One evening while anchored in northern Florida, we watched an alligator slowly and craftily stalking its prey, an unsuspecting fluffy white egret, for what seemed like an hour or more. Suddenly, there was a frenzy of boiling water as he made his attack, and we knew dinner had been served. Just the other day while I was working on the aft deck of Serengeti, I had this feeling I was being watched. I looked up and 15 feet behind the boat, not moving an inch, was a large alligator head with one eye absolutely glued on me. Talk about an eerie feeling.
While refitting Serengeti, we've gotten to play daily with a whole slew of manatees.
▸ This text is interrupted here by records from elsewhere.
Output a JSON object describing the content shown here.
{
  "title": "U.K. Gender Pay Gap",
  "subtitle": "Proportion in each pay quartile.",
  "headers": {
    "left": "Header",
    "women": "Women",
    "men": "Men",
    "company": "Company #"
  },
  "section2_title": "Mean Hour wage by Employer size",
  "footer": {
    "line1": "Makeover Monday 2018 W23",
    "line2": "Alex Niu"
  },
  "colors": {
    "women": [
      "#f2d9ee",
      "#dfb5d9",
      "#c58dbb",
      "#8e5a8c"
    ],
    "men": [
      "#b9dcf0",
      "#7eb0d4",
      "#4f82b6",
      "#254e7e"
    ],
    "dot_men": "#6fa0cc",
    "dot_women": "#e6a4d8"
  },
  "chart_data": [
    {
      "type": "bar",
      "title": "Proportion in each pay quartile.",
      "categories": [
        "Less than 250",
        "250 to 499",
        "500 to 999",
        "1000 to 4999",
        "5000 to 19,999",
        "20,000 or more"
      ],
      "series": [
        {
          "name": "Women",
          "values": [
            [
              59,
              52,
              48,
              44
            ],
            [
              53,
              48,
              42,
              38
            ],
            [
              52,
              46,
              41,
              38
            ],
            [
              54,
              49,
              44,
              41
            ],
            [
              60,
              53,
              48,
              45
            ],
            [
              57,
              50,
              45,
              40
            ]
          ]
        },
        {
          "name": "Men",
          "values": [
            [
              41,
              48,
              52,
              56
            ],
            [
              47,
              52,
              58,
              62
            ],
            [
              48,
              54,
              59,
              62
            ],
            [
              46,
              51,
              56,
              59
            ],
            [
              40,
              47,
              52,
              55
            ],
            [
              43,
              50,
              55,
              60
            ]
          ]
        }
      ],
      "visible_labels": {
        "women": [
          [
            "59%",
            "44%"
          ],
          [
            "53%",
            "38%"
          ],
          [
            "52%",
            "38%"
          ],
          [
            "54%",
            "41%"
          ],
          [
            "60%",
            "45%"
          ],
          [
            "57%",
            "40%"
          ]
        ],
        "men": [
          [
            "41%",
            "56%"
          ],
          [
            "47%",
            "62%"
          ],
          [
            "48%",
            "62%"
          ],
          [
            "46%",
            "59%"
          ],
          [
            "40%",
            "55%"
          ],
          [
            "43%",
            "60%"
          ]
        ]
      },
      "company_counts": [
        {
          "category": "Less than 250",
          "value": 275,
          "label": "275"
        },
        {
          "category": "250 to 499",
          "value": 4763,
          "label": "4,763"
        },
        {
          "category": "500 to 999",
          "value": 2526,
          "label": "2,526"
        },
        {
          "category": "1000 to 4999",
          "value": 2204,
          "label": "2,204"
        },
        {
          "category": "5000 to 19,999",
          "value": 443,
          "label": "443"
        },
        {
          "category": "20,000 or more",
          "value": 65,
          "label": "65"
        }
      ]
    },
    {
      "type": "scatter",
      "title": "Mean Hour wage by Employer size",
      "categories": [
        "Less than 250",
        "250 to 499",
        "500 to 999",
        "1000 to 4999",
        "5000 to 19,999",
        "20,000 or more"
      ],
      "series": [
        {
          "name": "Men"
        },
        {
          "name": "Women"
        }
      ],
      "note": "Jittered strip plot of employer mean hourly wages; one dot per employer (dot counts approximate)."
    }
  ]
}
From little 3 foot babies to mammoth 15 footers with barnacles
Spot, the manatee, takes a drink from a leaking water hose
One time on a wild downwind ride out to the Dry Tortugas, we were hitting 13 knots in speed, and just out-surfing large waves that seemed as if they may crash over our transom. We were somewhat nervously watching each of these waves, when suddenly, right at the top of a wave-a height well above deck level-was a school of big fish swam right at us and staring us straight in the eyes. That certainly calmed those waves for us. If fish could pay social visits in the crest of a wave like that, it certainly shouldn't be a problem for a big boat like us.
Our encounters with nature have been as thrilling as the whale's breathtaking leaps, as simple as a lone sea turtle popping its head up and saying hello as we pass by, or as touching as helping a flying fish back in the water after landing on our deck. The birds are a constant companion, and the dolphins present just often enough to make each visit special. The wildlife has made the rough seas seem less threatening and the calm waters more beautiful with their graceful reflections. Long passages are more entertaining, and early mornings much easier to get up for.
As I write this, there is a handsome osprey sitting proudly on the top of our mast, screeching at me to include him in the story. "OK, buddy", I yell back at him. "You made the story. Now, get off my mast and leave our wind instruments alone!"